# When are the least busiest times to go to the grocery store?



## contranigma (Jun 24, 2009)

Except for like 3am, because I like to sleep. I like to go on the weekend, but that is probably busier. Are mornings better, though. Are they significantly less crowded during the week?


----------



## anonymid (Oct 16, 2005)

Friday night.


----------



## coldmorning (Jul 4, 2007)

I sometimes go before noon and find it to be fairly quiet then.


----------



## STKinTHEmud (Jun 21, 2009)

Excuse me for saying so, but this sounds like classic avoidance behavior. If it is, it won't help you get over SA any sooner.


----------



## Neptunus (Oct 29, 2007)

From experience, anytime after 7pm. By then, everyone's at home making supper.


----------



## pita (Jan 17, 2004)

I go around 8:30 or 9 pm on a week night. I avoid grocery stores entirely on weekends.


----------



## far310 (Nov 29, 2008)

I go early in the mornings, its not too crowded near me.


----------



## TorLin (Nov 14, 2006)

weekend night time - everyone is out either partying or going on dates.
weekday either friday nights

i tend to go after 11pm/or 1am, cause my grocery store claims to be 20 hour store.


----------



## Squirrelevant (Jul 27, 2008)

STKinTHEmud said:


> Excuse me for saying so, but this sounds like classic avoidance behavior. If it is, it won't help you get over SA any sooner.

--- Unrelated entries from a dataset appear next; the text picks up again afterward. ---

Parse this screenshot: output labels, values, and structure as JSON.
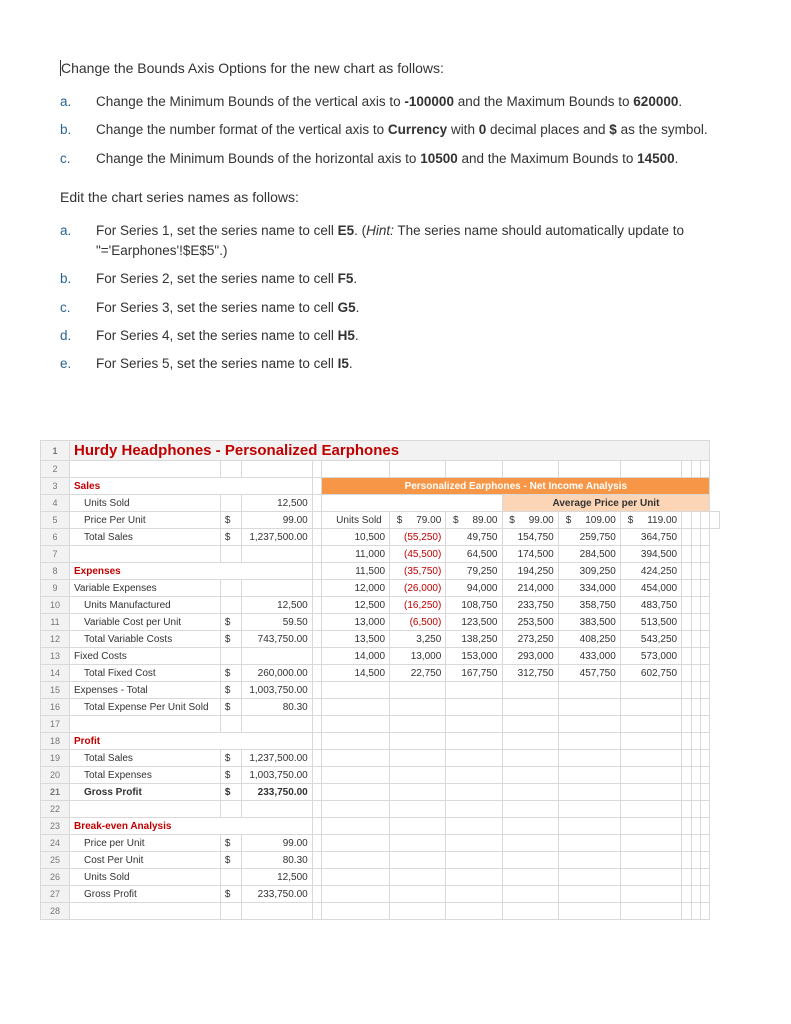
{
  "intro1": "Change the Bounds Axis Options for the new chart as follows:",
  "s1": {
    "a": {
      "l": "a.",
      "t": [
        "Change the Minimum Bounds of the vertical axis to ",
        "-100000",
        " and the Maximum Bounds to ",
        "620000",
        "."
      ]
    },
    "b": {
      "l": "b.",
      "t": [
        "Change the number format of the vertical axis to ",
        "Currency",
        " with ",
        "0",
        " decimal places and ",
        "$",
        " as the symbol."
      ]
    },
    "c": {
      "l": "c.",
      "t": [
        "Change the Minimum Bounds of the horizontal axis to ",
        "10500",
        " and the Maximum Bounds to ",
        "14500",
        "."
      ]
    }
  },
  "intro2": "Edit the chart series names as follows:",
  "s2": {
    "a": {
      "l": "a.",
      "pre": "For Series 1, set the series name to cell ",
      "cell": "E5",
      "post": ". (",
      "hint": "Hint:",
      "rest": " The series name should automatically update to \"='Earphones'!$E$5\".)"
    },
    "b": {
      "l": "b.",
      "pre": "For Series 2, set the series name to cell ",
      "cell": "F5",
      "post": "."
    },
    "c": {
      "l": "c.",
      "pre": "For Series 3, set the series name to cell ",
      "cell": "G5",
      "post": "."
    },
    "d": {
      "l": "d.",
      "pre": "For Series 4, set the series name to cell ",
      "cell": "H5",
      "post": "."
    },
    "e": {
      "l": "e.",
      "pre": "For Series 5, set the series name to cell ",
      "cell": "I5",
      "post": "."
    }
  },
  "sheetTitle": "Hurdy Headphones - Personalized Earphones",
  "analysisHeader": "Personalized Earphones - Net Income Analysis",
  "avgPriceHeader": "Average Price per Unit",
  "prices": [
    "79.00",
    "89.00",
    "99.00",
    "109.00",
    "119.00"
  ],
  "left": {
    "r3": "Sales",
    "r4": {
      "label": "Units Sold",
      "val": "12,500"
    },
    "r5": {
      "label": "Price Per Unit",
      "sym": "$",
      "val": "99.00"
    },
    "r6": {
      "label": "Total Sales",
      "sym": "$",
      "val": "1,237,500.00"
    },
    "r8": "Expenses",
    "r9": "Variable Expenses",
    "r10": {
      "label": "Units Manufactured",
      "val": "12,500"
    },
    "r11": {
      "label": "Variable Cost per Unit",
      "sym": "$",
      "val": "59.50"
    },
    "r12": {
      "label": "Total Variable Costs",
      "sym": "$",
      "val": "743,750.00"
    },
    "r13": "Fixed Costs",
    "r14": {
      "label": "Total Fixed Cost",
      "sym": "$",
      "val": "260,000.00"
    },
    "r15": {
      "label": "Expenses - Total",
      "sym": "$",
      "val": "1,003,750.00"
    },
    "r16": {
      "label": "Total Expense Per Unit Sold",
      "sym": "$",
      "val": "80.30"
    },
    "r18": "Profit",
    "r19": {
      "label": "Total Sales",
      "sym": "$",
      "val": "1,237,500.00"
    },
    "r20": {
      "label": "Total Expenses",
      "sym": "$",
      "val": "1,003,750.00"
    },
    "r21": {
      "label": "Gross Profit",
      "sym": "$",
      "val": "233,750.00"
    },
    "r23": "Break-even Analysis",
    "r24": {
      "label": "Price per Unit",
      "sym": "$",
      "val": "99.00"
    },
    "r25": {
      "label": "Cost Per Unit",
      "sym": "$",
      "val": "80.30"
    },
    "r26": {
      "label": "Units Sold",
      "val": "12,500"
    },
    "r27": {
      "label": "Gross Profit",
      "sym": "$",
      "val": "233,750.00"
    }
  },
  "unitsSoldLabel": "Units Sold",
  "matrix": [
    {
      "u": "10,500",
      "v": [
        "(55,250)",
        "49,750",
        "154,750",
        "259,750",
        "364,750"
      ],
      "neg": [
        true,
        false,
        false,
        false,
        false
      ]
    },
    {
      "u": "11,000",
      "v": [
        "(45,500)",
        "64,500",
        "174,500",
        "284,500",
        "394,500"
      ],
      "neg": [
        true,
        false,
        false,
        false,
        false
      ]
    },
    {
      "u": "11,500",
      "v": [
        "(35,750)",
        "79,250",
        "194,250",
        "309,250",
        "424,250"
      ],
      "neg": [
        true,
        false,
        false,
        false,
        false
      ]
    },
    {
      "u": "12,000",
      "v": [
        "(26,000)",
        "94,000",
        "214,000",
        "334,000",
        "454,000"
      ],
      "neg": [
        true,
        false,
        false,
        false,
        false
      ]
    },
    {
      "u": "12,500",
      "v": [
        "(16,250)",
        "108,750",
        "233,750",
        "358,750",
        "483,750"
      ],
      "neg": [
        true,
        false,
        false,
        false,
        false
      ]
    },
    {
      "u": "13,000",
      "v": [
        "(6,500)",
        "123,500",
        "253,500",
        "383,500",
        "513,500"
      ],
      "neg": [
        true,
        false,
        false,
        false,
        false
      ]
    },
    {
      "u": "13,500",
      "v": [
        "3,250",
        "138,250",
        "273,250",
        "408,250",
        "543,250"
      ],
      "neg": [
        false,
        false,
        false,
        false,
        false
      ]
    },
    {
      "u": "14,000",
      "v": [
        "13,000",
        "153,000",
        "293,000",
        "433,000",
        "573,000"
      ],
      "neg": [
        false,
        false,
        false,
        false,
        false
      ]
    },
    {
      "u": "14,500",
      "v": [
        "22,750",
        "167,750",
        "312,750",
        "457,750",
        "602,750"
      ],
      "neg": [
        false,
        false,
        false,
        false,
        false
      ]
    }
  ]
}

It isn't necessarily that simple. If you won't go shopping otherwise and don't want to become malnourished it would be a good idea to begin with - especially since not eating properly will just make your anxiety worse. I know this all too well. Then you could always work your way up to going shopping at busier times.


----------



## Emptyheart (Sep 15, 2009)

Try going after dinner times..people are usually in their homes.


----------



## Kwtrader (Oct 10, 2007)

usually like 1pm-3pm, or 9pm-11pm on weekdays. especially 9pm to 11pm weekday very few people.


----------